Seems a lot more often than rare, let me say. Good to hear.
Well thank you.
Shit – I’m aroused
As honored and perhaps frightened as I am by that admission, I have to say that I really thought that poem would get to some of the ladies in that exact way. Even though I meant it as a joke. But so far those words have not been uttered by one member of the fairer sex. So… it looks like it’s just me and you. So tell me… do you come here often? What’s your sign?
No entry normally
It wouldn’t have worked out anyway…
I know, you say tomato I say tomato kinda vibe – Hey Ho…..

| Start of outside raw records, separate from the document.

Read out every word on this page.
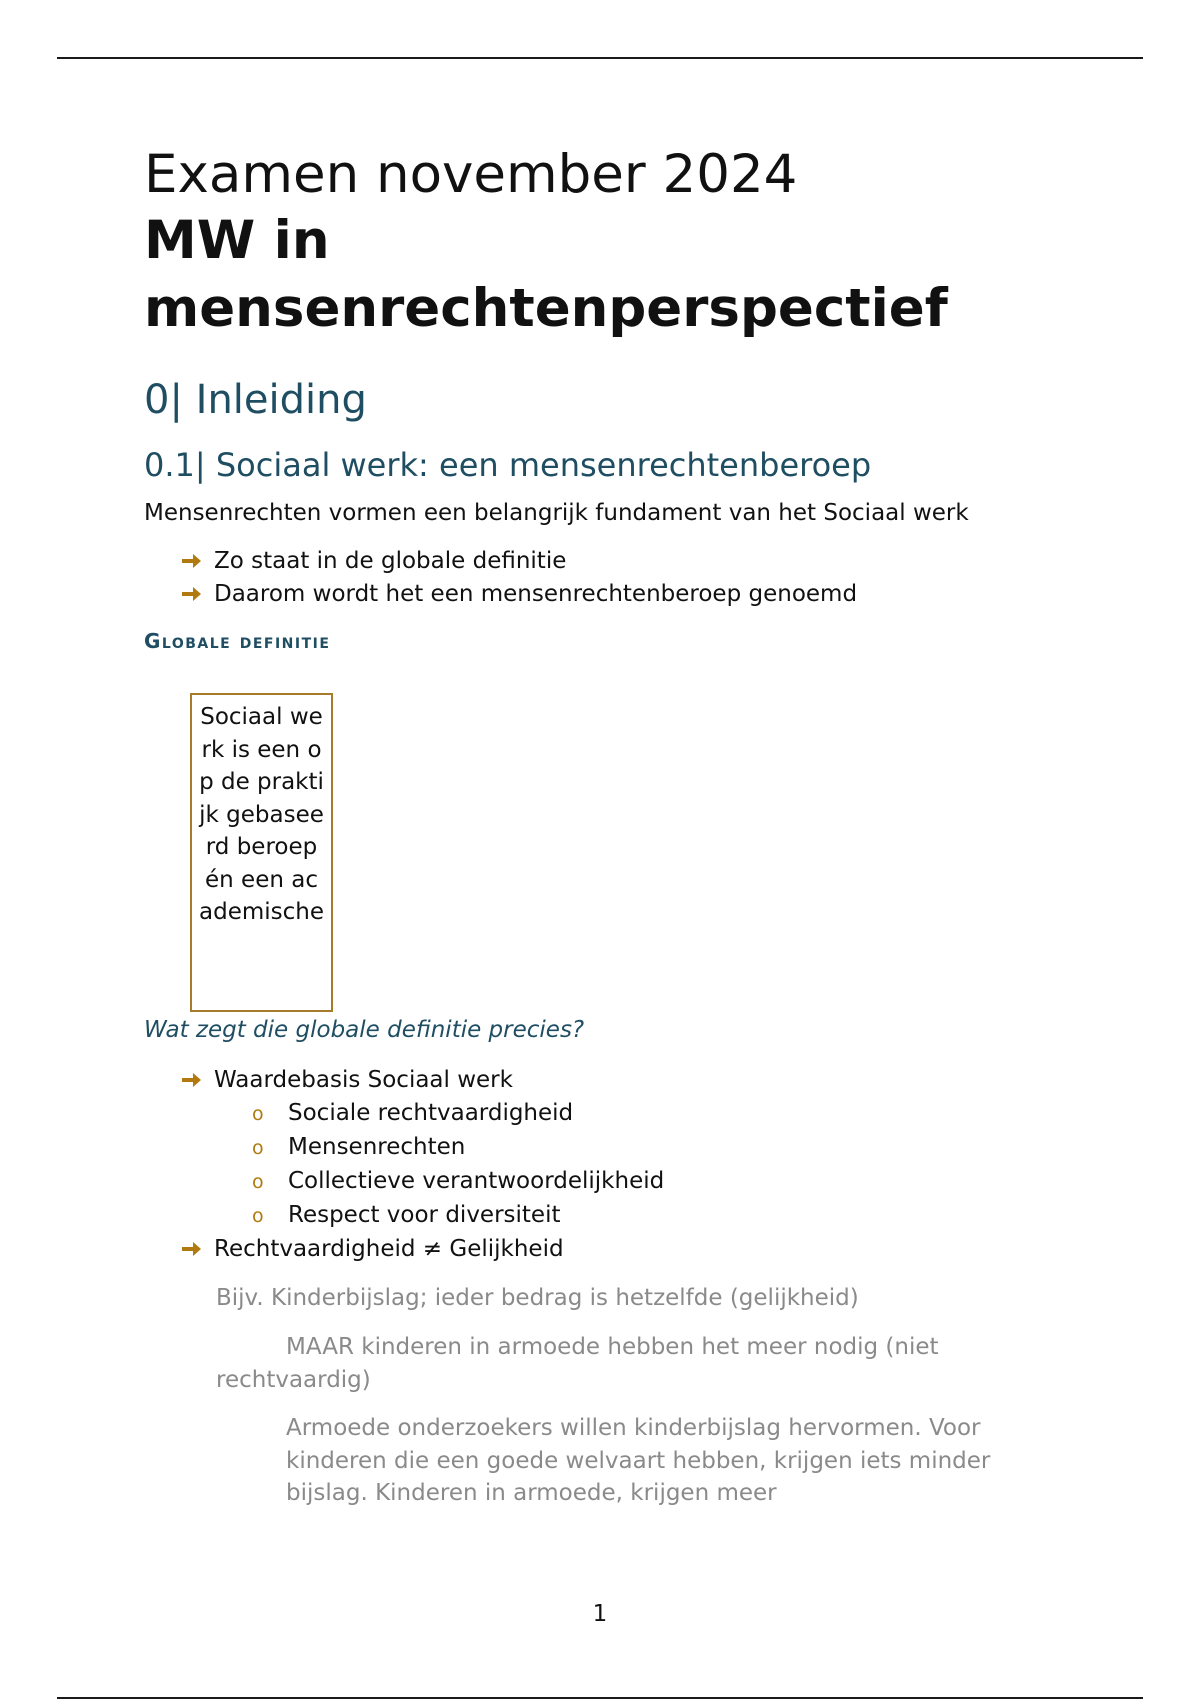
Examen november 2024
MW in
mensenrechtenperspectief
0| Inleiding
0.1| Sociaal werk: een mensenrechtenberoep
Mensenrechten vormen een belangrijk fundament van het Sociaal werk
Zo staat in de globale definitie
Daarom wordt het een mensenrechtenberoep genoemd
Globale definitie
Sociaal werk is een op de praktijk gebaseerd beroep én een academische
Wat zegt die globale definitie precies?
Waardebasis Sociaal werk
o Sociale rechtvaardigheid
o Mensenrechten
o Collectieve verantwoordelijkheid
o Respect voor diversiteit
Rechtvaardigheid ≠ Gelijkheid
Bijv. Kinderbijslag; ieder bedrag is hetzelfde (gelijkheid)
MAAR kinderen in armoede hebben het meer nodig (niet rechtvaardig)
Armoede onderzoekers willen kinderbijslag hervormen. Voor kinderen die een goede welvaart hebben, krijgen iets minder bijslag. Kinderen in armoede, krijgen meer
1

That is the major stumbling-block…
You’ve been looking into the mirror again. You should say Bloody Mary three times.
I just said holy shit and am calling it a day.
Giving up
Winning!!!
You spelled ‘whining’ wrong. Lol
Ha… you are fast on your feet in your head.
You are fast on the drawing board.
You are fast on the headboard… ha!
Ouch@!
Watch your head.
Sorry, saladspinner.
That’s Mr. Sala… oh forget it.
Never did know this guy was this crazy. Trent is lucky!
I am feeling the love… okay… that sounded wrong… you know what I mean, right?
Do I?
I hope you do.
Makes sense to me…
No it doesn’t…
How do you know what makes sense to me?
I just do… and when I don’t, I pretend I do.
It must hurt to be that smart.
Oh… it does…
You poor thing.
I know… but I will soldier on… like the little trooper that I am…
Reblogged this on tot123itsme.
Most excellent poem!
Thanks. I just threw it together.
love it!
Nobody does shameless better than me.
ha what were we talking about again?
My poem… my ode to myself… my love letter to my own face…
riiiiggghhht! ahaha!
Try to follow along.
on it!
Wait… what were we talking about now? HA!!!!!!!!!!!!!!!!!!!!!!!!!!!!!!!!!!!!!!!!!!!!!!!!!!!!
you snooze you lose 😉
No… I like snoozing.
me too i agree
aarrgghh
yes
Never answer the door when there is a pirate outside!
okay
Does your blog generate a memory-erasing flash, that makes the reader forget everything they read so far, and start clicking on your older posts?
Does it? I don’t remember.
I wish! What were we talking about again? Who said that?
Wait, I commented on this post already??? Weird…
My alien tech mind wipe wand works.
Maybe stupid is just contagious?
Yeah. It is contagious.
And how did I find myself on this blog?#&£*%(!*’;&?
You were mesmerized by my eyes… admit it!
Oh no! Those enchanting eyes!!! Oh blessed horror!
I try to keep them covered, but sometimes they just peek out.